Tutti hanno scelto il silenzio. Chissà cosa ne pensa la luna nei calanchi.

Perché nessuno interviene pubblicamente, ma privatamente mi scrivono: “Cappelli è il vuoto”, “non ho tempo per Cappelli”, “a Cappelli non lo critica mai nessuno” e ancora “quasi nessuno legge la Gazzetta e ancor meno le persone interessate alle esternazioni di Cappelli”. Perché?

È sconfortante questo anacronistico antilevismo di ritorno, non mi sorprende la ben nota pratica del silenzio lucano dove tutto si ferma, ma è proprio questo silenzio che legittima ad alzare sempre più il livello del disprezzo, basato su una totale assenza di pensiero critico. E lo si fa, non nel salotto di casa propria, ma pubblicamente, senza paura di smentita. Ricercando sul web scopro che sì, qualcuno ha scritto. Ma timidamente, alludendo, insinuando senza citare mai il nome dello scrittore contemporaneo. Perché nessuno contesta pubblicamente Gaetano Cappelli, il primo ad essere intervistato dalle telecamere della Rai quando arrivano in Basilicata, proprio nella sua alta qualità di scrittore lucano contemporaneo?

Dunque, limitare la grandezza di Levi a quel confino politico e al solo Cristo si è fermato a Eboli, è una lettura povera e ingenerosa. Ma fu grazie a questo libro che in Basilicata, nel secolo scorso, arrivò la intellighenzia del mondo che continua, ancora oggi, a farci visita.

Consiglio a Cappelli di andare oltre il Cristo e leggere Paura della libertà, scritto quattro anni prima, nel 1939, da esiliato antifascista nel sud della Francia, anche se pubblicato dopo il Cristo.

La paura della libertà è il sentimento che ha generato il fascismo in Italia, straordinariamente attuale nello svelare le debolezze della nostra società. È una sorta di psicanalisi del rapporto fra suddito e potere. Invito Cappelli a pacificar il suo cuore perché l’accusa che rivolge a Levi certifica il suo livoroso antilevismo: «Il celebre scrittore che, da vivo, ad Aliano patì solo qualche mese, diventando immensamente ricco dopo averne raccontato la pittoresca miseria».

L’unico argomento che riconosco al Cappelli – certo lo fa a modo suo, con stile cinico e beffardo – è di aver svelato il mito della sepoltura. Poteva fermarsi a questo.

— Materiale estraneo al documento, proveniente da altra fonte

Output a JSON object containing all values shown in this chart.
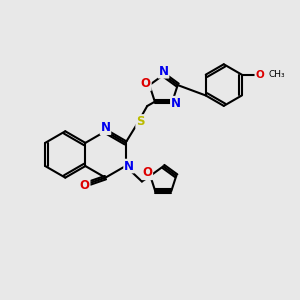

Non fu Levi a decidere la sua sepoltura ad Aliano, è falsa la narrazione legata al turismo culturale, come ha confermato, coraggiosamente e finalmente una donna, la prima sindaca in Basilicata, Maria Santomassimo che fu testimone dei fatti. Accogliendo nel 1975 il feretro di Levi, dichiara a Eliana Di Caro a p.55 del suo libro: «ci fu una diatriba sul corpo che si protrasse per quattro settimane tra i parenti e Linuccia [Saba] (morì il 4 gennaio, fu sepolto tra il 27 e il 28), poi prevalse la scelta di Aliano, una specie di nuovo confino».

Non sapremo mai quali furono le ragioni profonde che indussero la famiglia di Levi a prendere quella decisione. Di sicuro nessuno potrà confinare la grandezza di Carlo Levi, il suo desiderio di vita insieme al suo bisogno di libertà. Non ci riuscì nemmeno il dittatore Mussolini.

E alla feroce sentenza del nativo lucano con la quale chiude la sua stravagante analisi del testo – «è ora condannato a rimanere per l’eternità lì dove, scrisse, «Tutto mi era sgradevole». Eccosì sia!, se la ride malefico il woke. E una risata, lo confesso, me la faccio anch’io»-, posso solo ricordare che dopo Matera Città europea della cultura 2019 con i suoi Sassi e prima ancora Patrimonio mondiale dell’Unesco, credo proprio che sia Carlo Levi – e non Cappelli – a ridere beatamente, dovunque ora si trovi.

L’antilevismo lucano non si arrende mai.

Potenza, la città delle 100 scale, la città dove tutti scrivono e tutti presentano libri, ma nessuno legge davvero. Dove gli intellettuali si ignorano a vicenda, non si chiamano mai per nome, chiusi nella loro autoreferenzialità, e difficilmente prendono posizione sull’attualità, sullo stato delle cose, si chiedono sempre ma chi è, da dove viene, a chi appartiene, percorrono le strade silenziose del rancore. Ricordo sempre a me stessa – così tanto per esercitare la memoria – e a chi ha la pazienza di ascoltarmi che la Basilicata non è in grado di avere amici, non li sa riconoscere, chi ci ha provato è stato additato finanche come nemico. Levi ne è l’esempio più famoso, ma la lista sarebbe lunga.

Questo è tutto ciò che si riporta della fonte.